Which skills are a must have for a PostgreSQL developer/user?

If we talk about developers, there are two different things that come to my mind. Being a PostgreSQL hacker requires at least some C skills, a lot of patience and being ready to participate in very-long threads on pgsql-hackers mailing list. PostgreSQL users should learn SQL (instead of relying on an ORM), get some understanding on how MVCC works, and what tasks autovacuum solves.

Do you use any git best practices, which makes working with PostgreSQL easier?

I am not an advanced git user. If something goes beyond the basic commands, often I have to google for the solution.

Which PostgreSQL conferences do you visit? Do you submit talks?

In the past I attended a few different PostgreSQL conferences as a speaker. Among them are PGConfs and PGDays of different kinds: PGConf.EU, PGConf.DE, PGConf.Russia, PGConf APAC, PGConf.Asia, FOSDEM PGDay. The most unique (and my favorite) is PGCon in Ottawa.

Do you think Postgres has a high entry barrier?

Getting PostgreSQL up and running is easy enough. Going to production is much harder, you need to think about backups, performance tuning, high-availability and automatic failover, security, monitoring and so on. Very often it includes installing and configuring third party tools, and only a few of them are referenced from the Postgres documentation. Fortunately there is a lot of free learning material available on the internet, in the form of blog posts (Planet PostgreSQL), and slides/videos from different conferences.

What is your advice for people who want to start PostgreSQL developing - as in, contributing to the project. Where and how should they start?

Get familiar with the Developer FAQ, clone the PostgreSQL source, try to compile and install it. Subscribe and start reading mailing lists, -hackers and -bugs . Then you need to find an idea of what to hack. Don’t even try to use the Todo list for that. It is more like a list of ideas which someone already tried to implement and failed. Instead, you better start reviewing and testing existing patches. Maybe someone is already working on the feature which you want to have in the core?
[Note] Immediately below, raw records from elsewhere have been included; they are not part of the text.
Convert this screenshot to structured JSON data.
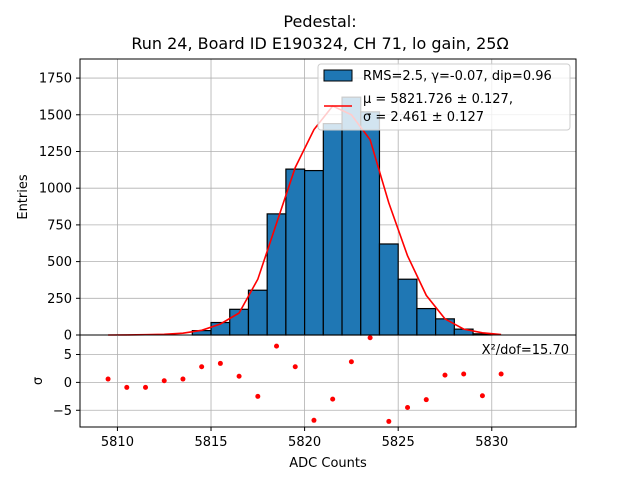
{
  "chart_data": [
    {
      "type": "bar",
      "panel": "histogram",
      "title_line1": "Pedestal:",
      "title_line2": "Run 24, Board ID E190324, CH 71, lo gain, 25Ω",
      "ylabel": "Entries",
      "xlim": [
        5808,
        5834.5
      ],
      "ylim": [
        0,
        1880
      ],
      "yticks": [
        0,
        250,
        500,
        750,
        1000,
        1250,
        1500,
        1750
      ],
      "bin_width": 1,
      "bin_centers": [
        5809.5,
        5810.5,
        5811.5,
        5812.5,
        5813.5,
        5814.5,
        5815.5,
        5816.5,
        5817.5,
        5818.5,
        5819.5,
        5820.5,
        5821.5,
        5822.5,
        5823.5,
        5824.5,
        5825.5,
        5826.5,
        5827.5,
        5828.5,
        5829.5,
        5830.5
      ],
      "counts": [
        0,
        0,
        0,
        0,
        0,
        30,
        85,
        175,
        305,
        825,
        1130,
        1120,
        1440,
        1620,
        1520,
        620,
        380,
        180,
        110,
        40,
        8,
        0
      ],
      "fit_x": [
        5809.5,
        5810.5,
        5811.5,
        5812.5,
        5813.5,
        5814.5,
        5815.5,
        5816.5,
        5817.5,
        5818.5,
        5819.5,
        5820.5,
        5821.5,
        5822.5,
        5823.5,
        5824.5,
        5825.5,
        5826.5,
        5827.5,
        5828.5,
        5829.5,
        5830.5
      ],
      "fit_y": [
        0,
        1,
        2,
        5,
        12,
        32,
        75,
        150,
        380,
        760,
        1140,
        1400,
        1560,
        1500,
        1330,
        900,
        540,
        270,
        110,
        40,
        15,
        3
      ],
      "legend": {
        "position": "top-right",
        "hist_label": "RMS=2.5, γ=-0.07, dip=0.96",
        "fit_label_line1": "μ = 5821.726 ± 0.127,",
        "fit_label_line2": "σ = 2.461 ± 0.127"
      },
      "colors": {
        "bar": "#1f77b4",
        "edge": "#000000",
        "fit": "#ff0000",
        "grid": "#b0b0b0"
      }
    },
    {
      "type": "scatter",
      "panel": "residuals",
      "ylabel": "σ",
      "xlabel": "ADC Counts",
      "xlim": [
        5808,
        5834.5
      ],
      "ylim": [
        -8,
        8.5
      ],
      "yticks": [
        -5,
        0,
        5
      ],
      "xticks": [
        5810,
        5815,
        5820,
        5825,
        5830
      ],
      "annotation": "X²/dof=15.70",
      "x": [
        5809.5,
        5810.5,
        5811.5,
        5812.5,
        5813.5,
        5814.5,
        5815.5,
        5816.5,
        5817.5,
        5818.5,
        5819.5,
        5820.5,
        5821.5,
        5822.5,
        5823.5,
        5824.5,
        5825.5,
        5826.5,
        5827.5,
        5828.5,
        5829.5,
        5830.5
      ],
      "y": [
        0.6,
        -0.9,
        -0.9,
        0.3,
        0.6,
        2.8,
        3.4,
        1.1,
        -2.5,
        6.5,
        2.8,
        -6.8,
        -3.0,
        3.7,
        8.0,
        -7.0,
        -4.5,
        -3.1,
        1.3,
        1.5,
        -2.4,
        1.5
      ],
      "colors": {
        "point": "#ff0000",
        "grid": "#b0b0b0"
      }
    }
  ]
}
Reviewing patches helps you to get familiar with Postgres internals, and more important, you immediately start helping other developers and therefore the whole community.

Do you think PostgreSQL will be here for many years in the future?

The project or product exists while people are developing/using it. Being an open-source, not owned by a single company and having a very diverse community of developers and users that are steadily growing, PostgreSQL will surely stay with us for many years.

Would you recommend Postgres for business, or for side projects?

The practice showed that PostgreSQL is flexible and scalable, it is a great choice for projects of any kind. I will never stop saying: if you are in doubt about which database to choose - start with PostgreSQL. Later, if you figure out that PostgreSQL wasn’t a good choice (what is very unlikely) - you can always migrate with the help of logical replication and/or foreign data wrappers.

Are you reading the -hackers mailinglist? Any other list?

I am subscribed to -hackers and -bugs . I don’t have time to carefully read all messages, but try to go through the list of subjects at least once a day and carefully read threads that caught my eye.

What other places do you hang out?

Slack , a couple of Telegram chats, but I am not very active there.

Which other Open Source projects are you involved or interested in?

Occasionally I contribute to some python modules that are used in Patroni.